Le gouvernement libanais a adopté jeudi un plan visant à relancer l’économie au bord du naufrage du pays endetté, où les manifestants sont redescendus dans la rue pour crier leur colère face à des conditions de vie intenables.
Les mesures de confinement adoptées contre le nouveau coronavirus ont amplifié la crise économique, la pire depuis la guerre civile (1975-1990): inflation grimpante, pénurie de liquidités et forte dépréciation de la monnaie par rapport au dollar, utilisé au quotidien au même titre que la livre libanaise.
L’adoption du plan de relance intervient après trois nuits consécutives de violences à Tripoli (nord), où des manifestants sont sortis pour dénoncer une chute de leur pouvoir d’achat.

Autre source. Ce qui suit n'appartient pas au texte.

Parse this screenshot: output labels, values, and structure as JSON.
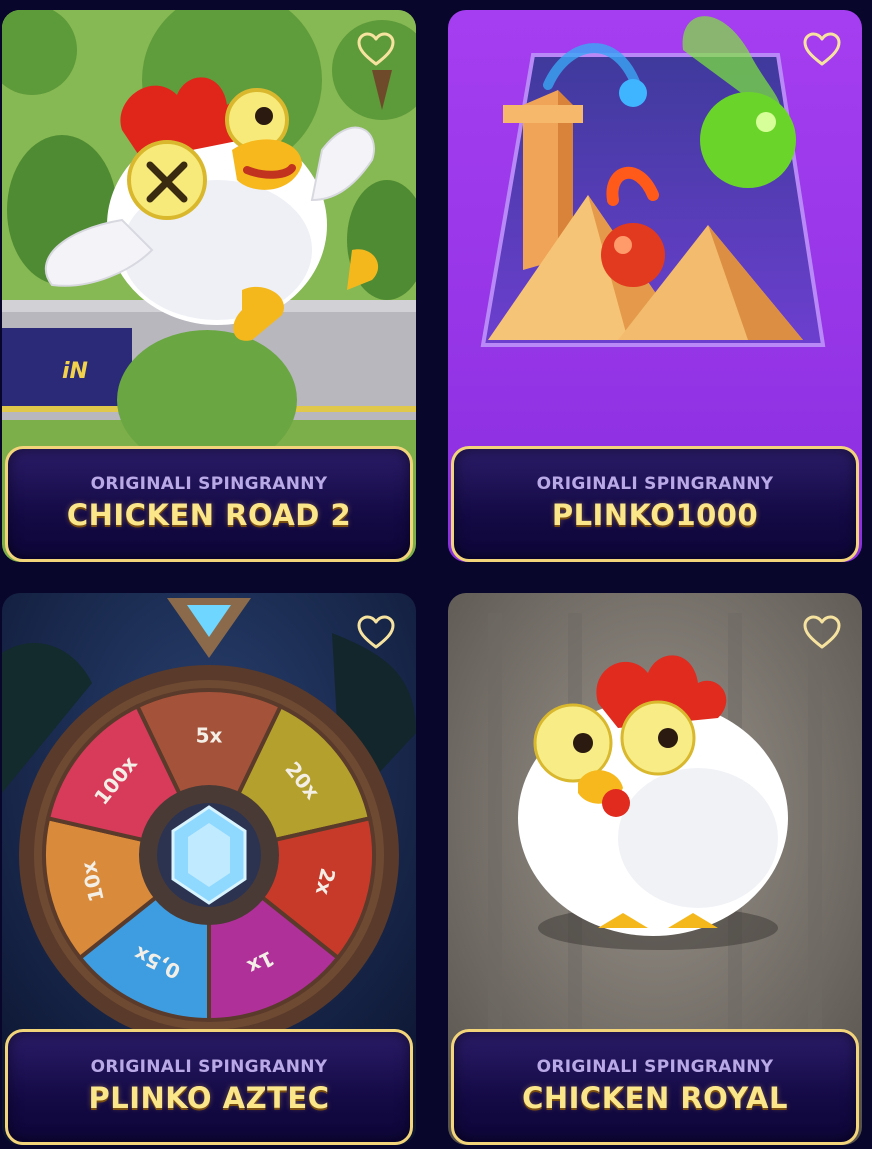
{
  "colors": {
    "page_background": "#08062a",
    "label_border": "#f2d47a",
    "provider_text": "#b9a9e6",
    "title_text": "#fbe68a",
    "favorite_icon": "#f7e3a0"
  },
  "games": [
    {
      "provider": "ORIGINALI SPINGRANNY",
      "title": "CHICKEN ROAD 2",
      "art_icon": "chicken-road-2-art",
      "favorite_icon": "heart-outline-icon"
    },
    {
      "provider": "ORIGINALI SPINGRANNY",
      "title": "PLINKO1000",
      "art_icon": "plinko1000-art",
      "favorite_icon": "heart-outline-icon"
    },
    {
      "provider": "ORIGINALI SPINGRANNY",
      "title": "PLINKO AZTEC",
      "art_icon": "plinko-aztec-wheel-art",
      "wheel_segments": [
        "5x",
        "20x",
        "2x",
        "1x",
        "0,5x",
        "10x",
        "100x"
      ],
      "favorite_icon": "heart-outline-icon"
    },
    {
      "provider": "ORIGINALI SPINGRANNY",
      "title": "CHICKEN ROYAL",
      "art_icon": "chicken-royal-art",
      "favorite_icon": "heart-outline-icon"
    }
  ]
}
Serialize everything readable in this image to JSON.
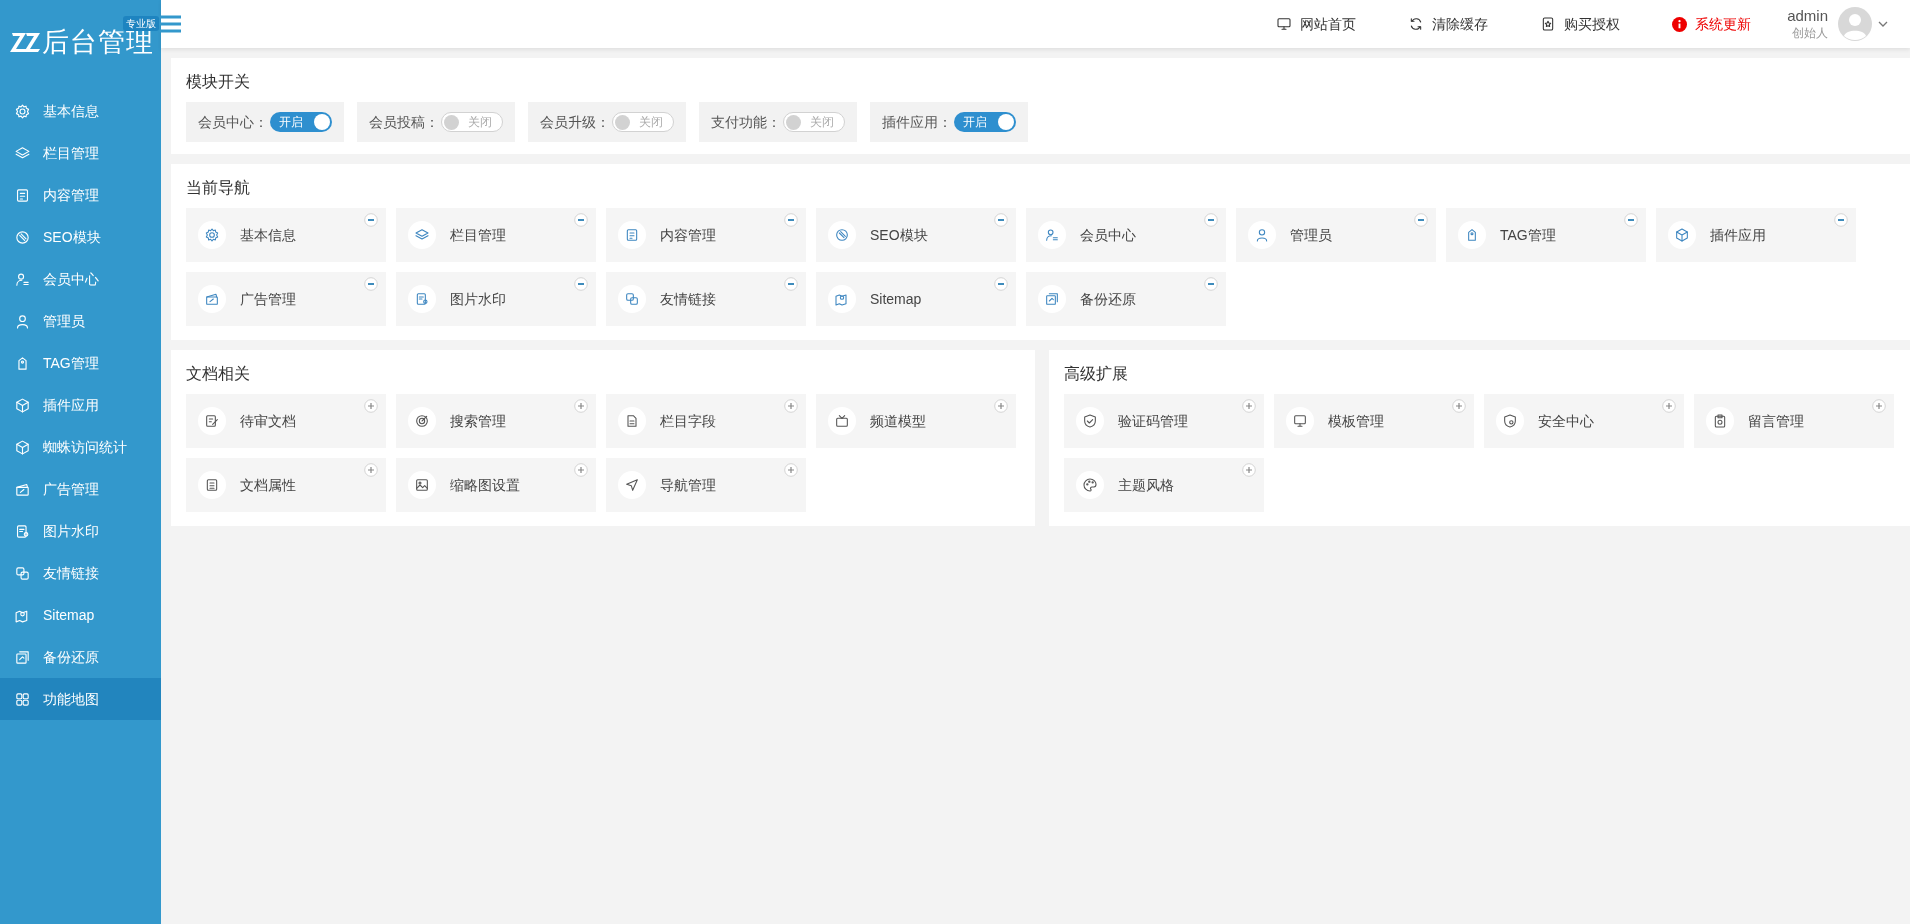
{
  "logo": {
    "text": "后台管理",
    "badge": "专业版"
  },
  "sidebar": {
    "items": [
      {
        "label": "基本信息",
        "selected": false
      },
      {
        "label": "栏目管理",
        "selected": false
      },
      {
        "label": "内容管理",
        "selected": false
      },
      {
        "label": "SEO模块",
        "selected": false
      },
      {
        "label": "会员中心",
        "selected": false
      },
      {
        "label": "管理员",
        "selected": false
      },
      {
        "label": "TAG管理",
        "selected": false
      },
      {
        "label": "插件应用",
        "selected": false
      },
      {
        "label": "蜘蛛访问统计",
        "selected": false
      },
      {
        "label": "广告管理",
        "selected": false
      },
      {
        "label": "图片水印",
        "selected": false
      },
      {
        "label": "友情链接",
        "selected": false
      },
      {
        "label": "Sitemap",
        "selected": false
      },
      {
        "label": "备份还原",
        "selected": false
      },
      {
        "label": "功能地图",
        "selected": true
      }
    ]
  },
  "topbar": {
    "links": [
      {
        "label": "网站首页",
        "kind": "normal"
      },
      {
        "label": "清除缓存",
        "kind": "normal"
      },
      {
        "label": "购买授权",
        "kind": "normal"
      },
      {
        "label": "系统更新",
        "kind": "alert"
      }
    ],
    "user": {
      "name": "admin",
      "role": "创始人"
    }
  },
  "module_switches": {
    "title": "模块开关",
    "items": [
      {
        "label": "会员中心：",
        "on": true,
        "state_text": "开启"
      },
      {
        "label": "会员投稿：",
        "on": false,
        "state_text": "关闭"
      },
      {
        "label": "会员升级：",
        "on": false,
        "state_text": "关闭"
      },
      {
        "label": "支付功能：",
        "on": false,
        "state_text": "关闭"
      },
      {
        "label": "插件应用：",
        "on": true,
        "state_text": "开启"
      }
    ]
  },
  "current_nav": {
    "title": "当前导航",
    "items": [
      "基本信息",
      "栏目管理",
      "内容管理",
      "SEO模块",
      "会员中心",
      "管理员",
      "TAG管理",
      "插件应用",
      "广告管理",
      "图片水印",
      "友情链接",
      "Sitemap",
      "备份还原"
    ]
  },
  "document_related": {
    "title": "文档相关",
    "items": [
      "待审文档",
      "搜索管理",
      "栏目字段",
      "频道模型",
      "文档属性",
      "缩略图设置",
      "导航管理"
    ]
  },
  "advanced": {
    "title": "高级扩展",
    "items": [
      "验证码管理",
      "模板管理",
      "安全中心",
      "留言管理",
      "主题风格"
    ]
  }
}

Le naufrage économique a été l’un des déclencheurs en octobre 2019 d’un soulèvement inédit contre la classe politique, inchangée depuis des décennies et accusée de corruption et d’incompétence.
« Le Conseil des ministres approuve à l’unanimité le plan économique », a indiqué la présidence. Peu de détails ont filtré mais le Premier ministre Hassan Diab doit prononcer un discours à 17H30 (14H30 GMT).

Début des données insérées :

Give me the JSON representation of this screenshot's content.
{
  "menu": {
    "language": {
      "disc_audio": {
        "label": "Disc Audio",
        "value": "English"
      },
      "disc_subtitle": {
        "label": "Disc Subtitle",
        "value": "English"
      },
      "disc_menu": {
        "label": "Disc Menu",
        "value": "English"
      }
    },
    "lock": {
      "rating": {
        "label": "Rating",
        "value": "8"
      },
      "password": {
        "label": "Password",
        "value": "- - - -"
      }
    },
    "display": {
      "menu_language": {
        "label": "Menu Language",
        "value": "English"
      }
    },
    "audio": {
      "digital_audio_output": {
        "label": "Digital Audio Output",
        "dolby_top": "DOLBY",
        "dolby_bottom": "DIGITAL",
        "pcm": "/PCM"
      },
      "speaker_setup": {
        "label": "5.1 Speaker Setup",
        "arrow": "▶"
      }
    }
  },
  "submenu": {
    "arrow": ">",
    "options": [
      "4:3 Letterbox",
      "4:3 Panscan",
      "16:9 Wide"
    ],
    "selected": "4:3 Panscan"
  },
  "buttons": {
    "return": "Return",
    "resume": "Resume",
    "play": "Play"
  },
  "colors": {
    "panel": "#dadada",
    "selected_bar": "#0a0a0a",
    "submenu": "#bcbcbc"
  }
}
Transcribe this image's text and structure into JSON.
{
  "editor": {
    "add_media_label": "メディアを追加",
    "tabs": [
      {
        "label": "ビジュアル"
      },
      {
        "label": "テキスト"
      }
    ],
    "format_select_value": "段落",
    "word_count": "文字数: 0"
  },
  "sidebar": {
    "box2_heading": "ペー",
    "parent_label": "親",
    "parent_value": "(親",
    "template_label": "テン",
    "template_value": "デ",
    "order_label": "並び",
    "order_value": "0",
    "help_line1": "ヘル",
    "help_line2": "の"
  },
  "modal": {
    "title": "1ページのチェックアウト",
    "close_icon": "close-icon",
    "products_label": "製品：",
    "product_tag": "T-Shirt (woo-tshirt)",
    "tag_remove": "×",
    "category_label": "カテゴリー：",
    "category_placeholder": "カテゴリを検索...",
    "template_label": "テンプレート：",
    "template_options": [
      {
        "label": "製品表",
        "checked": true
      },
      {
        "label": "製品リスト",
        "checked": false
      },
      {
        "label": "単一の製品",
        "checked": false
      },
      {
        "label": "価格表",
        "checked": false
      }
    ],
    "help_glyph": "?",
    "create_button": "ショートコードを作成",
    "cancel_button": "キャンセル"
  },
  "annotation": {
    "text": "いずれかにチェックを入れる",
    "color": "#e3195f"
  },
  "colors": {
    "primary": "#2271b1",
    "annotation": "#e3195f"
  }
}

Le gouvernement espère que le plan sera jugé suffisamment crédible par la communauté internationale pour qu’elle débloque des aides.
Selon des fuites dans les médias, 80 milliards de dollars (environ 73 milliards d’euros) sont nécessaires pour sortir de la crise, dont entre 10 et 15 milliards de dollars de financements extérieurs sur les cinq prochaines années.
Les réformes prévues comprennent des coupes dans les dépenses publiques et une restructuration de la dette de l’Etat, qui s’élève à environ 170 % du PIB, l’un des taux les plus élevés au monde.
« Négocier avec les créanciers »
Le Liban a annoncé en mars être en défaut de paiement, une première dans son histoire.
Le plan de relance détermine « le cadre général » des réformes, a assuré la ministre de l’Information, Manal Abdel Samad, précisant que l’objectif était surtout de « négocier avec les créanciers » à l’étranger pour obtenir plus de liquidités.
Pour l’instant, il n’est pas prévu de revoir le taux de change de la livre, indexée sur le dollar depuis 1997, selon la ministre. Les craintes d’un possible « haircut » (ponction des dépôts bancaires des particuliers) ayant été ravivées, elle a précisé qu’au moins 98 % de ces dépôts étaient protégés.
Le coordinateur spécial de l’ONU pour le Liban Jan Kubis a salué « un pas important vers les réformes », estimant qu’il était temps d’écouter la société civile pour « ouvrir la voie à des négociations avec le FMI et d’autres partenaires internationaux ».
La communauté internationale s’est engagée en 2018 à accorder des aides de plus de 11 milliards de dollars au Liban, en contrepartie de réformes. Mais faute d’action des dirigeants, les montants n’ont pas été débloqués.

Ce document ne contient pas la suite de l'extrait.